Charity director Danielle Smith spoke at the first Arts4HumanRights festival "DisPLACEment" in Southwark last week (May 13). Partnered with social worker Ioannis Athanasiou on the topic of Displaced Peoples and Creative Practices, Danielle spoke about the indigenous people of Western Sahara, the Saharawis, whose identity and culture has been threatened by the twin impact of protracted exile and Morocco's integrationist policies since their invasion in 1975
Addressing the audience at Art's Bar for the first time, Danielle read a Saharawi poem from the bilingual poetry book, 31 treinta y uno, a collaboration project between Sandblast and the editors Pablo San Martin and Ben Bollig at Leeds University (published in 2007).
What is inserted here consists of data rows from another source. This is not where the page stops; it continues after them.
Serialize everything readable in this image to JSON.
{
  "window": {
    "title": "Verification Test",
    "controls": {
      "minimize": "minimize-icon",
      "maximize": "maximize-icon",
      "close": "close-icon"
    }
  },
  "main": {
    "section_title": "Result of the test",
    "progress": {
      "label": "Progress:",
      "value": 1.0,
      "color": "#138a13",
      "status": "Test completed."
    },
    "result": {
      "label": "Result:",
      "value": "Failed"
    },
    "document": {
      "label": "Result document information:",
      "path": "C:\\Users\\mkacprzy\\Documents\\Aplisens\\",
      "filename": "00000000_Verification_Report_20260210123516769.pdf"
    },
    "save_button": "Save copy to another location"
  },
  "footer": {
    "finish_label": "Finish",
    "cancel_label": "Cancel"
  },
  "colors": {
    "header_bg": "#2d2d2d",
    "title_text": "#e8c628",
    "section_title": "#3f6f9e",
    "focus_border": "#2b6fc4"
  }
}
Danielle's warm and sensual voice carries the poem line for line through the room, reaching not only the ears but the hearts of the audience. She has read them many times, to herself and to others. She knows the poem word for word, but more than that, she knows its meaning, its origin, the poet and his story behind the words. It touches the audience, draws them in and doesn't let them go.
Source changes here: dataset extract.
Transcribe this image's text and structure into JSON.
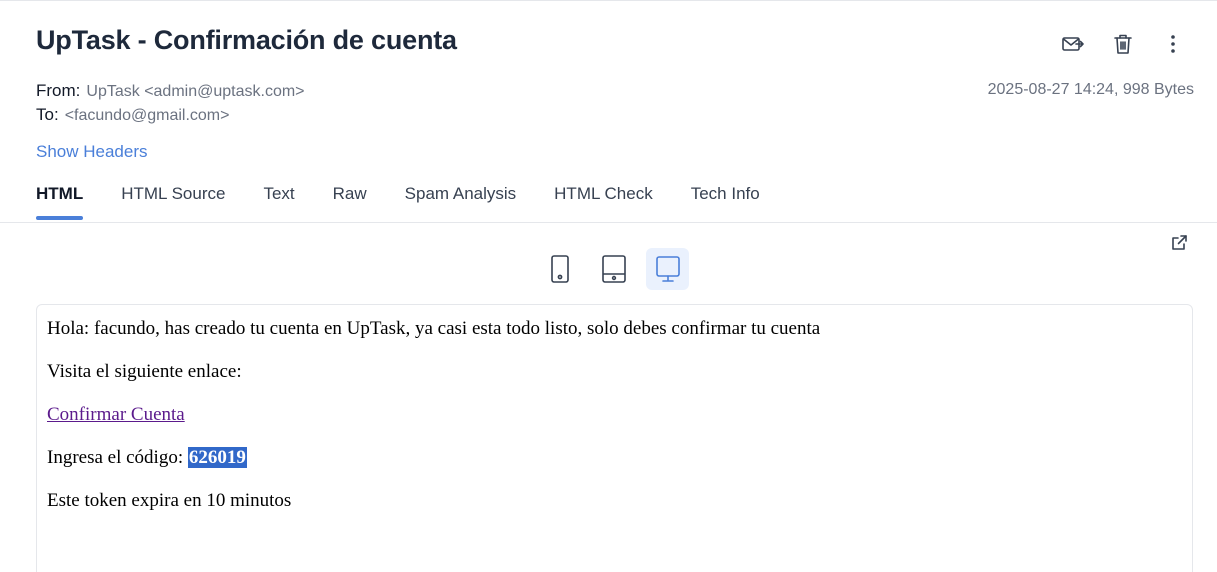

When Danielle goes on to speak about the Saharawis and the major obstacles they face in fighting for their right for self-determination, her voice is not warm any more. Her voice is passionate instead. Unadulterated passion for the cause, for the promotion of the rich Saharawi culture, for making the Saharawi voices heard:
The indigenous people of Western Sahara were forcibly displaced when the Moroccan army invaded their homeland in 1975 claiming its sovereignty. When a 16-year long war enraged between Morocco and the POLISARIO Front, thousands of Saharawis escaped the war-ridden territory to seek refuge in Algeria. They have lived in temporary refugee camps since then. Having been denied their Heimat, the Saharawi refugees embraced creative practices, such as poetry, performance art and music as a way of expressing their culture. As a way of keeping their distinct identity alive, the refugees use the arts to actively defy the uprising bitterness of not being heard by the international community, of not being able to work and earn a living, of seeing a people's hope and aspirations drained by protracted exile.
When the talk comes to a close, the audience felt enlightened and thankful to being able to learn about the Saharawi refugees and Sandblast's work. A raging success in 2010, we are all looking forward to next year's Arts 4 Human Rights festival and hope for many more events to come in the next few months.